Happy to report that Phil’s mental train is back on the rails. He has some visual hallucinations which he knows are not real, but the tactile and auditory stuff seems to be gone. Had a ten minute phone conversation with him, and his lunch came. Urine production went from 70 cc’s every 4 hours to 125 cc’s per 4 hours today. Prayers for pee are working!! Still needs to produce more a day to function “normally”, whatever that is. He may also be moving to a regular florr in the next day or so and then home in three or four days, if nothing else goes heywire. I’m so glad he can advocate for himself and I’m encouraging visitors.
Very briefly … though Phil is off the pain meds, the hallucinations and sleepiness are not gone yet. I asked nurses to look at side effects of other medications to see if there’s anything which can be adjusted.
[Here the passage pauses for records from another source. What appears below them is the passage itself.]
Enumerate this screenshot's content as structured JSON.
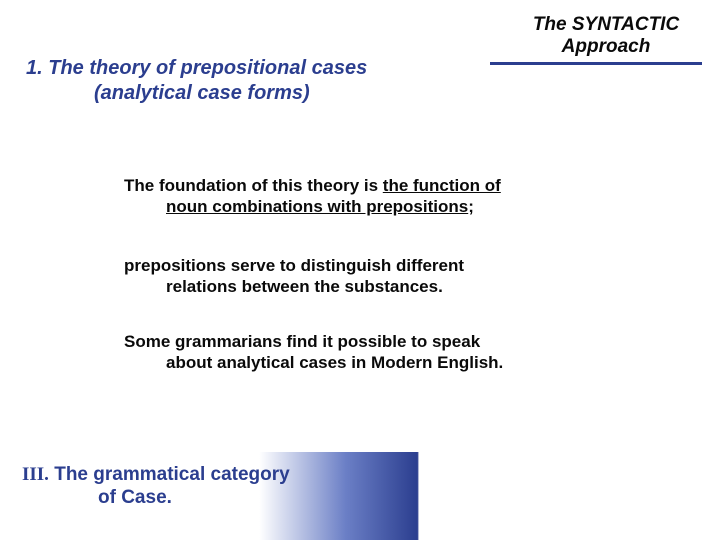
{
  "colors": {
    "accent": "#2b3e8f",
    "text": "#0a0a0a",
    "background": "#ffffff"
  },
  "fonts": {
    "body_family": "Arial",
    "roman_family": "Times New Roman",
    "heading_size_pt": 20,
    "body_size_pt": 17,
    "footer_size_pt": 19,
    "header_label_size_pt": 19
  },
  "header": {
    "label_line1": "The SYNTACTIC",
    "label_line2": "Approach"
  },
  "heading": {
    "number": "1.",
    "line1": "The theory of prepositional cases",
    "line2": "(analytical case forms)"
  },
  "body": {
    "p1_a": "The foundation of this theory is ",
    "p1_u1": "the function of",
    "p1_u2": "noun combinations with prepositions",
    "p1_b": ";",
    "p2_a": "prepositions serve to distinguish different",
    "p2_b": "relations between the substances.",
    "p3_a": "Some grammarians find it possible to speak",
    "p3_b": "about analytical cases in Modern English."
  },
  "footer": {
    "roman": "III.",
    "line1": "The grammatical category",
    "line2": "of Case."
  }
}
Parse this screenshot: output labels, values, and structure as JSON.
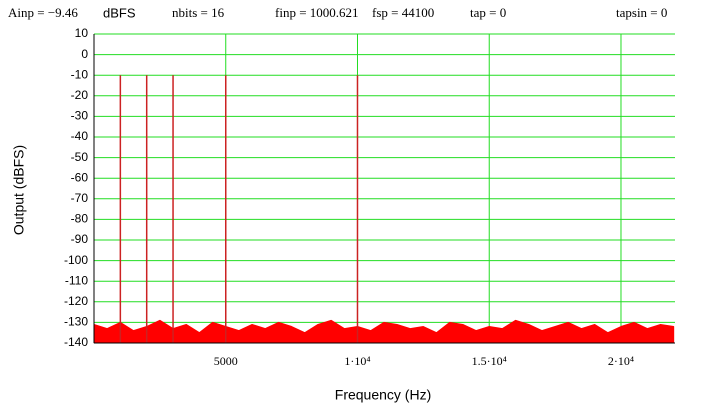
{
  "chart_data": {
    "type": "stem",
    "header": [
      "Ainp = −9.46",
      "dBFS",
      "nbits = 16",
      "finp = 1000.621",
      "fsp = 44100",
      "tap = 0",
      "tapsin = 0"
    ],
    "xlabel": "Frequency (Hz)",
    "ylabel": "Output (dBFS)",
    "xlim": [
      0,
      22050
    ],
    "ylim": [
      -140,
      10
    ],
    "xticks": [
      5000,
      {
        "value": 10000,
        "label": "1·10⁴"
      },
      {
        "value": 15000,
        "label": "1.5·10⁴"
      },
      {
        "value": 20000,
        "label": "2·10⁴"
      }
    ],
    "yticks": [
      10,
      0,
      -10,
      -20,
      -30,
      -40,
      -50,
      -60,
      -70,
      -80,
      -90,
      -100,
      -110,
      -120,
      -130,
      -140
    ],
    "grid": true,
    "grid_color": "#22dd22",
    "series": [
      {
        "type": "area",
        "color": "#ff0000",
        "x": [
          0,
          500,
          1000,
          1500,
          2000,
          2500,
          3000,
          3500,
          4000,
          4500,
          5000,
          5500,
          6000,
          6500,
          7000,
          7500,
          8000,
          8500,
          9000,
          9500,
          10000,
          10500,
          11000,
          11500,
          12000,
          12500,
          13000,
          13500,
          14000,
          14500,
          15000,
          15500,
          16000,
          16500,
          17000,
          17500,
          18000,
          18500,
          19000,
          19500,
          20000,
          20500,
          21000,
          21500,
          22000
        ],
        "values": [
          -131,
          -133,
          -130,
          -134,
          -132,
          -129,
          -133,
          -131,
          -135,
          -130,
          -132,
          -134,
          -131,
          -133,
          -130,
          -132,
          -135,
          -131,
          -129,
          -133,
          -132,
          -134,
          -130,
          -131,
          -133,
          -132,
          -135,
          -130,
          -131,
          -134,
          -132,
          -133,
          -129,
          -131,
          -134,
          -132,
          -130,
          -133,
          -131,
          -135,
          -132,
          -130,
          -133,
          -131,
          -132
        ]
      },
      {
        "type": "stem",
        "color": "#cc2222",
        "x": [
          1000,
          2000,
          3000,
          5000,
          10000
        ],
        "values": [
          -10,
          -10,
          -10,
          -10,
          -10
        ]
      }
    ]
  }
}
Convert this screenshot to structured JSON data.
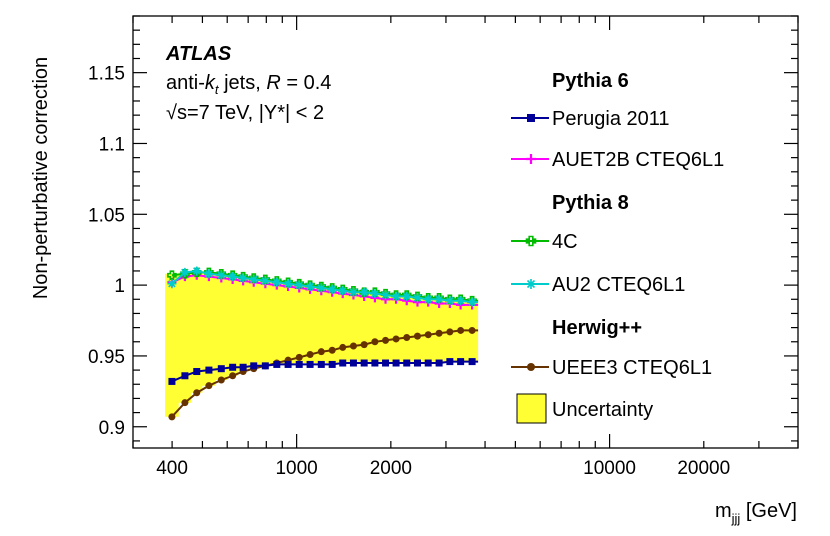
{
  "chart_data": {
    "type": "line",
    "xscale": "log",
    "xlim": [
      300,
      40000
    ],
    "ylim": [
      0.885,
      1.19
    ],
    "xlabel_main": "m",
    "xlabel_sub": "jjj",
    "xlabel_unit": " [GeV]",
    "ylabel": "Non-perturbative correction",
    "x_ticks": [
      {
        "value": 400,
        "label": "400"
      },
      {
        "value": 1000,
        "label": "1000"
      },
      {
        "value": 2000,
        "label": "2000"
      },
      {
        "value": 10000,
        "label": "10000"
      },
      {
        "value": 20000,
        "label": "20000"
      }
    ],
    "y_ticks": [
      {
        "value": 0.9,
        "label": "0.9"
      },
      {
        "value": 0.95,
        "label": "0.95"
      },
      {
        "value": 1.0,
        "label": "1"
      },
      {
        "value": 1.05,
        "label": "1.05"
      },
      {
        "value": 1.1,
        "label": "1.1"
      },
      {
        "value": 1.15,
        "label": "1.15"
      }
    ],
    "annotations": {
      "atlas": "ATLAS",
      "line2_prefix": "anti-",
      "line2_k": "k",
      "line2_t": "t",
      "line2_mid": " jets,  ",
      "line2_R": "R",
      "line2_suffix": " = 0.4",
      "line3": "√s=7 TeV,  |Y*| < 2"
    },
    "bin_edges": [
      380,
      420,
      460,
      500,
      550,
      600,
      650,
      700,
      760,
      830,
      900,
      980,
      1060,
      1150,
      1250,
      1350,
      1460,
      1580,
      1710,
      1850,
      2000,
      2160,
      2340,
      2530,
      2740,
      2970,
      3210,
      3480,
      3800
    ],
    "uncertainty": {
      "label": "Uncertainty",
      "color": "#ffff33",
      "lower": [
        0.907,
        0.917,
        0.924,
        0.929,
        0.933,
        0.936,
        0.939,
        0.941,
        0.943,
        0.944,
        0.944,
        0.945,
        0.945,
        0.945,
        0.945,
        0.946,
        0.946,
        0.946,
        0.946,
        0.946,
        0.946,
        0.946,
        0.946,
        0.946,
        0.946,
        0.946,
        0.946,
        0.946
      ],
      "upper": [
        1.008,
        1.009,
        1.01,
        1.009,
        1.008,
        1.007,
        1.006,
        1.005,
        1.004,
        1.003,
        1.002,
        1.001,
        1.0,
        0.999,
        0.998,
        0.997,
        0.996,
        0.995,
        0.995,
        0.994,
        0.993,
        0.993,
        0.992,
        0.991,
        0.991,
        0.99,
        0.99,
        0.989
      ]
    },
    "groups": [
      "Pythia 6",
      "Pythia 8",
      "Herwig++"
    ],
    "series": [
      {
        "name": "Perugia 2011",
        "group": "Pythia 6",
        "color": "#000099",
        "marker": "square",
        "values": [
          0.932,
          0.936,
          0.939,
          0.94,
          0.941,
          0.942,
          0.942,
          0.943,
          0.943,
          0.944,
          0.944,
          0.944,
          0.944,
          0.944,
          0.944,
          0.945,
          0.945,
          0.945,
          0.945,
          0.945,
          0.945,
          0.945,
          0.945,
          0.945,
          0.945,
          0.946,
          0.946,
          0.946
        ]
      },
      {
        "name": "AUET2B CTEQ6L1",
        "group": "Pythia 6",
        "color": "#ff00ff",
        "marker": "plus",
        "values": [
          1.002,
          1.006,
          1.007,
          1.006,
          1.005,
          1.004,
          1.003,
          1.002,
          1.001,
          1.0,
          0.999,
          0.998,
          0.997,
          0.996,
          0.995,
          0.994,
          0.993,
          0.992,
          0.991,
          0.99,
          0.99,
          0.989,
          0.988,
          0.988,
          0.987,
          0.987,
          0.986,
          0.986
        ]
      },
      {
        "name": "4C",
        "group": "Pythia 8",
        "color": "#00bb00",
        "marker": "cross-open",
        "values": [
          1.007,
          1.008,
          1.009,
          1.009,
          1.008,
          1.007,
          1.006,
          1.005,
          1.004,
          1.003,
          1.002,
          1.001,
          1.0,
          0.999,
          0.998,
          0.997,
          0.996,
          0.995,
          0.995,
          0.994,
          0.993,
          0.993,
          0.992,
          0.991,
          0.991,
          0.99,
          0.99,
          0.989
        ]
      },
      {
        "name": "AU2 CTEQ6L1",
        "group": "Pythia 8",
        "color": "#00cccc",
        "marker": "star",
        "values": [
          1.001,
          1.009,
          1.01,
          1.008,
          1.007,
          1.006,
          1.005,
          1.004,
          1.003,
          1.002,
          1.001,
          1.0,
          0.999,
          0.998,
          0.997,
          0.996,
          0.995,
          0.995,
          0.994,
          0.993,
          0.992,
          0.992,
          0.991,
          0.99,
          0.99,
          0.989,
          0.989,
          0.988
        ]
      },
      {
        "name": "UEEE3 CTEQ6L1",
        "group": "Herwig++",
        "color": "#663300",
        "marker": "circle",
        "values": [
          0.907,
          0.917,
          0.924,
          0.929,
          0.933,
          0.936,
          0.939,
          0.941,
          0.943,
          0.945,
          0.947,
          0.949,
          0.951,
          0.953,
          0.954,
          0.956,
          0.957,
          0.958,
          0.96,
          0.961,
          0.962,
          0.963,
          0.964,
          0.965,
          0.966,
          0.967,
          0.968,
          0.968
        ]
      }
    ]
  }
}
His level of an anti-rejection medication Prograff was high, so that will be reduced.
I am a half hour away from being picked up to go to the Malt Shop as I write, and despite talking and laughing on Skype for way too late, I think my two hour nap and a large cup of Mocha Nut Fudge will get me through it.
After this morning’s Mass, my canter took me for a quick Apple Store run. I’d been meaning to get some replacement Apple EarPods, as I was using Phil’s. Then I managed to lose his, but luckily I knew they were in the house somewhere. After checking out all the usual places, I was frazzled. Now at least I have back-ups. After taking a quick look around, they were spotted … in the dirty laundry pile on top of the hamper, which is way taller than it ever should be.
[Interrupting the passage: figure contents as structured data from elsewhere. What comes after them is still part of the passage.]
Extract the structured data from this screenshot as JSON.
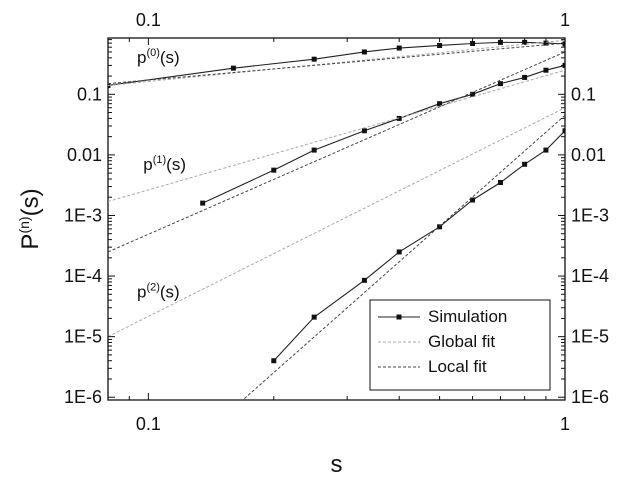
{
  "chart_data": {
    "type": "line",
    "xscale": "log",
    "yscale": "log",
    "xlim": [
      0.08,
      1.0
    ],
    "ylim": [
      9e-07,
      0.85
    ],
    "xlabel": "s",
    "ylabel_main": "P",
    "ylabel_sup": "(n)",
    "ylabel_tail": "(s)",
    "x_ticks": [
      {
        "value": 0.1,
        "label": "0.1"
      },
      {
        "value": 1,
        "label": "1"
      }
    ],
    "y_ticks": [
      {
        "value": 0.1,
        "label": "0.1"
      },
      {
        "value": 0.01,
        "label": "0.01"
      },
      {
        "value": 0.001,
        "label": "1E-3"
      },
      {
        "value": 0.0001,
        "label": "1E-4"
      },
      {
        "value": 1e-05,
        "label": "1E-5"
      },
      {
        "value": 1e-06,
        "label": "1E-6"
      }
    ],
    "annotations": [
      {
        "main": "p",
        "sup": "(0)",
        "tail": "(s)",
        "x": 0.085,
        "y": 0.33
      },
      {
        "main": "p",
        "sup": "(1)",
        "tail": "(s)",
        "x": 0.088,
        "y": 0.0056
      },
      {
        "main": "p",
        "sup": "(2)",
        "tail": "(s)",
        "x": 0.085,
        "y": 4.4e-05
      }
    ],
    "legend": {
      "position": "bottom-right",
      "items": [
        {
          "label": "Simulation",
          "style": "markers"
        },
        {
          "label": "Global fit",
          "style": "light-dashed"
        },
        {
          "label": "Local fit",
          "style": "dark-dashed"
        }
      ]
    },
    "series": [
      {
        "name": "Simulation",
        "x": [
          0.08,
          0.16,
          0.25,
          0.33,
          0.4,
          0.5,
          0.6,
          0.7,
          0.8,
          0.9,
          1.0
        ],
        "y": [
          0.14,
          0.27,
          0.38,
          0.5,
          0.58,
          0.64,
          0.69,
          0.72,
          0.72,
          0.7,
          0.68
        ]
      },
      {
        "name": "Simulation",
        "x": [
          0.135,
          0.2,
          0.25,
          0.33,
          0.4,
          0.5,
          0.6,
          0.7,
          0.8,
          0.9,
          1.0
        ],
        "y": [
          0.0016,
          0.0056,
          0.012,
          0.025,
          0.04,
          0.07,
          0.1,
          0.15,
          0.19,
          0.25,
          0.3
        ]
      },
      {
        "name": "Simulation",
        "x": [
          0.2,
          0.25,
          0.33,
          0.4,
          0.5,
          0.6,
          0.7,
          0.8,
          0.9,
          1.0
        ],
        "y": [
          4e-06,
          2.1e-05,
          8.5e-05,
          0.00025,
          0.00065,
          0.0018,
          0.0035,
          0.007,
          0.012,
          0.025
        ]
      },
      {
        "name": "Global fit",
        "x": [
          0.08,
          1.0
        ],
        "y": [
          0.14,
          0.78
        ]
      },
      {
        "name": "Global fit",
        "x": [
          0.08,
          1.0
        ],
        "y": [
          0.0017,
          0.25
        ]
      },
      {
        "name": "Global fit",
        "x": [
          0.08,
          1.0
        ],
        "y": [
          1e-05,
          0.06
        ]
      },
      {
        "name": "Local fit",
        "x": [
          0.08,
          1.0
        ],
        "y": [
          0.15,
          0.7
        ]
      },
      {
        "name": "Local fit",
        "x": [
          0.08,
          1.0
        ],
        "y": [
          0.00025,
          0.5
        ]
      },
      {
        "name": "Local fit",
        "x": [
          0.17,
          1.0
        ],
        "y": [
          9.5e-07,
          0.045
        ]
      }
    ]
  }
}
Finally, I continue to ask your prayers for pee, and I told Father about my prayer request. He took it further and named a familiar hymn in which one could substitute either of two synonymous words for urine in the first line and title. The second altered line is
“And let it begin with Phil”.
I am still mad about my hospital visit. Last night I found a message on my phone from a social worker who talked about Phil being released early next week and setting up rides to the infusion center. I’ve already had a mutual therapeutic rant about social workers with my sister-in-law, so I’ll spare you that. I felt next week was too soon last night, and from what I saw today, I felt even more so! The classes were cancelled without them calling me which really upset me. I could have had the lady who took me to the bank bring me home instead of incurring a $15 cab ride.
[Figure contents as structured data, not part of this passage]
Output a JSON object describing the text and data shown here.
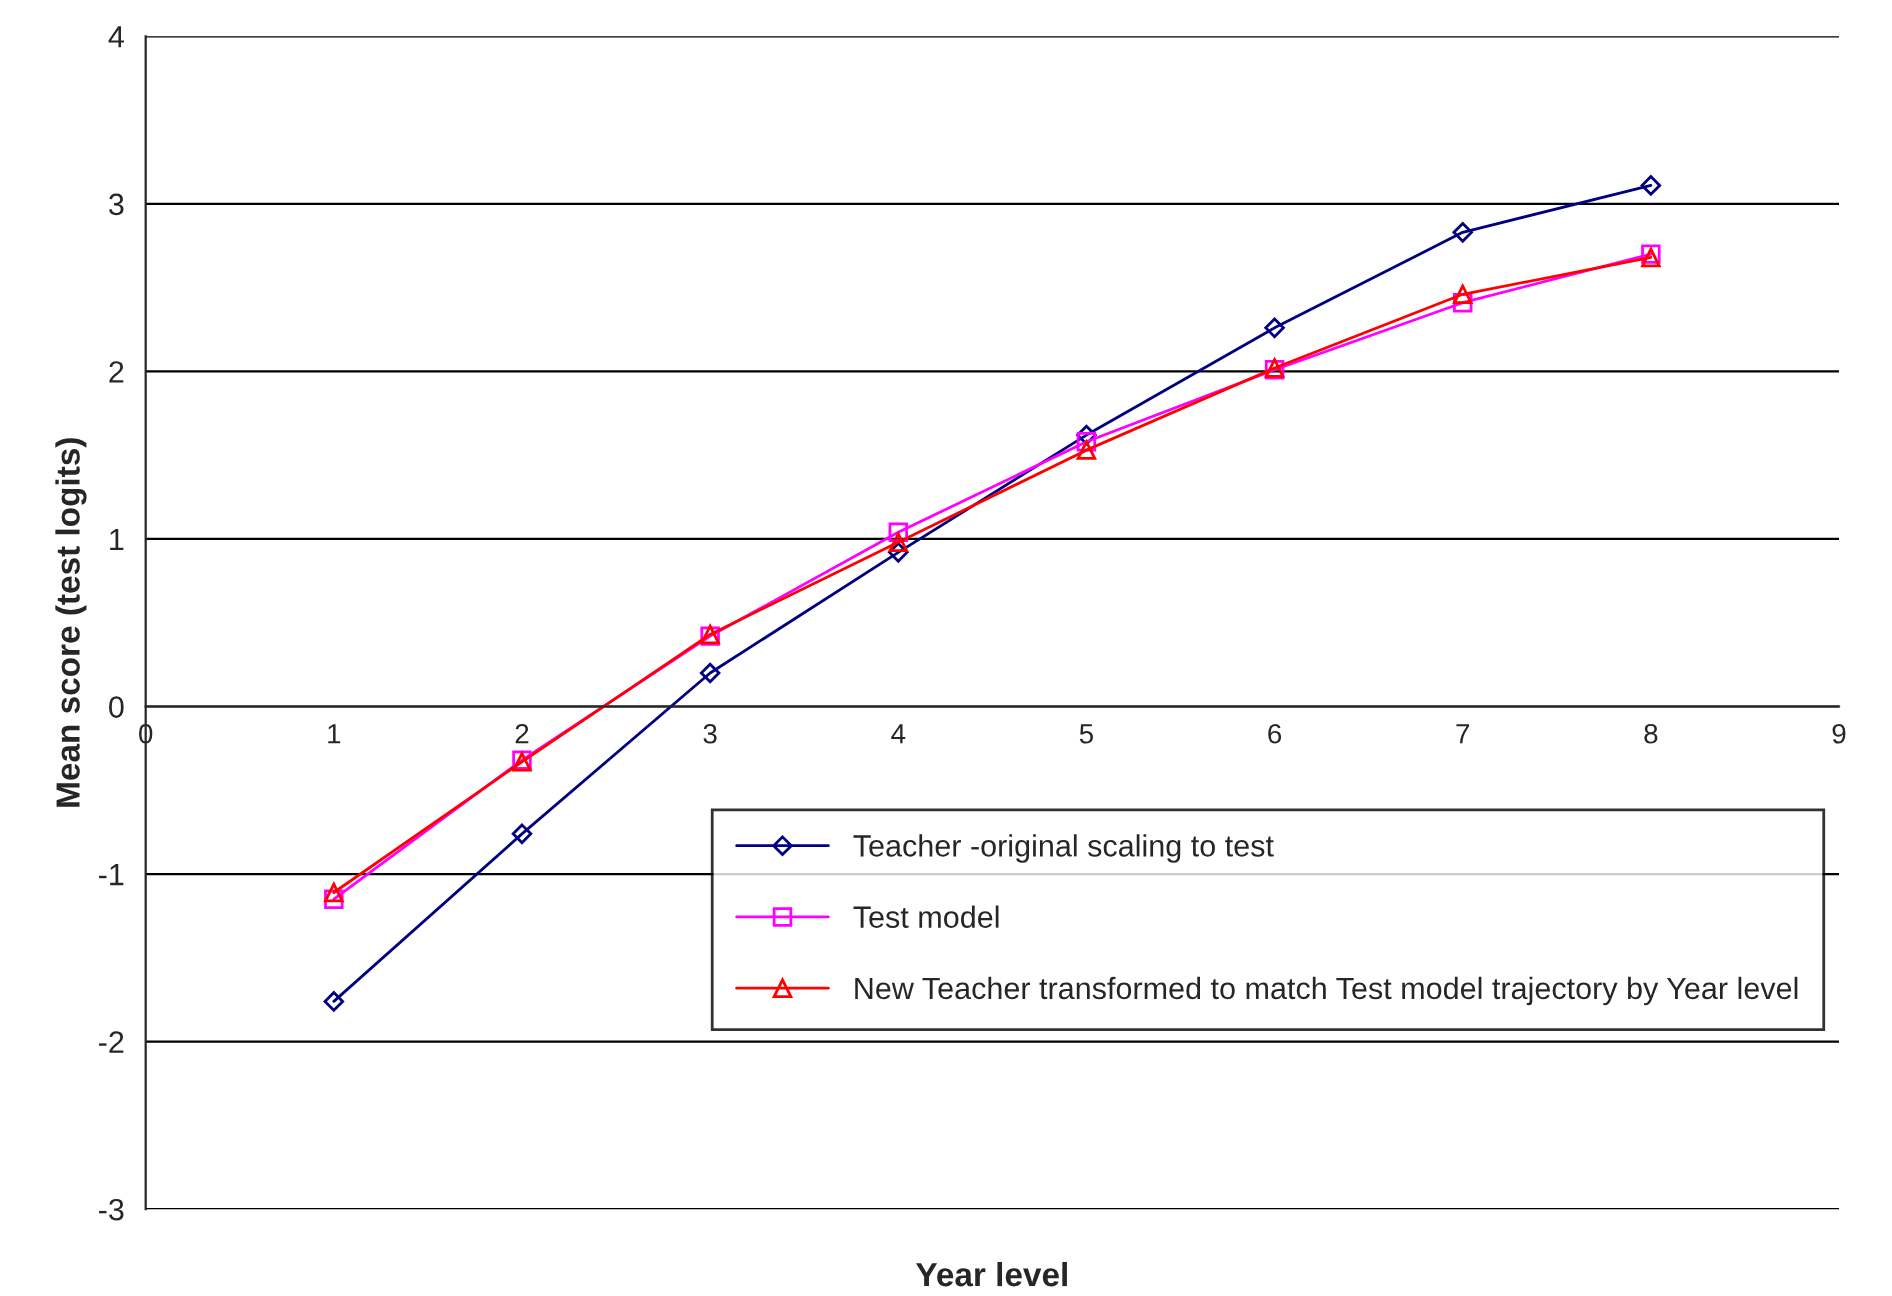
{
  "chart_data": {
    "type": "line",
    "xlabel": "Year level",
    "ylabel": "Mean score (test logits)",
    "x": [
      1,
      2,
      3,
      4,
      5,
      6,
      7,
      8
    ],
    "series": [
      {
        "name": "Teacher -original scaling to test",
        "color": "#000080",
        "marker": "diamond",
        "values": [
          -1.76,
          -0.76,
          0.2,
          0.92,
          1.62,
          2.26,
          2.83,
          3.11
        ]
      },
      {
        "name": "Test model",
        "color": "#ff00ff",
        "marker": "square",
        "values": [
          -1.15,
          -0.32,
          0.42,
          1.04,
          1.58,
          2.01,
          2.41,
          2.7
        ]
      },
      {
        "name": "New Teacher transformed to match Test model trajectory by Year level",
        "color": "#ff0000",
        "marker": "triangle",
        "values": [
          -1.11,
          -0.33,
          0.43,
          0.98,
          1.53,
          2.02,
          2.46,
          2.68
        ]
      }
    ],
    "xlim": [
      0,
      9
    ],
    "xticks": [
      0,
      1,
      2,
      3,
      4,
      5,
      6,
      7,
      8,
      9
    ],
    "ylim": [
      -3,
      4
    ],
    "yticks": [
      -3,
      -2,
      -1,
      0,
      1,
      2,
      3,
      4
    ],
    "grid": "y",
    "legend": "bottom right",
    "line_style": "solid"
  }
}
However, in some ways, it’s good I went. Phil was being prepared to go down to dialysis, and I waited with him for twenty minutes before transport showed up. Initially the plan was for me to go down with him to visit. The man couldn’t talk to me for more than a minute or two without falling asleep. When breathing out, he would moan every time, and I’m guessing this was because of the visual and tactile hallucinations from pain medication. He managed to answer my question about infusion enough, so I could talk intelligently to his nurse later. When transport came to get him, I decided I needed to stay behind and talk to his nurse. I was in tears. I told her in no uncertain terms that I didn’t want to see him come home like that. I told her if he was going to have to take rides to infusion in the morning and dialysis at night acting like a zombie, he didn’t belong at home. She agreed and reassured me he wouldn’t come home in that condition. In fact, they want him up and around and are going to be reducing the pain medication to have that happen. I’d rather have him have a little pain than not be able to advocate for himself. He is not moving from that floor yet, and I agree he needs more attention than on a regular floor. His family will be on board with a few more calls to try to keep him awake especially tomorrow.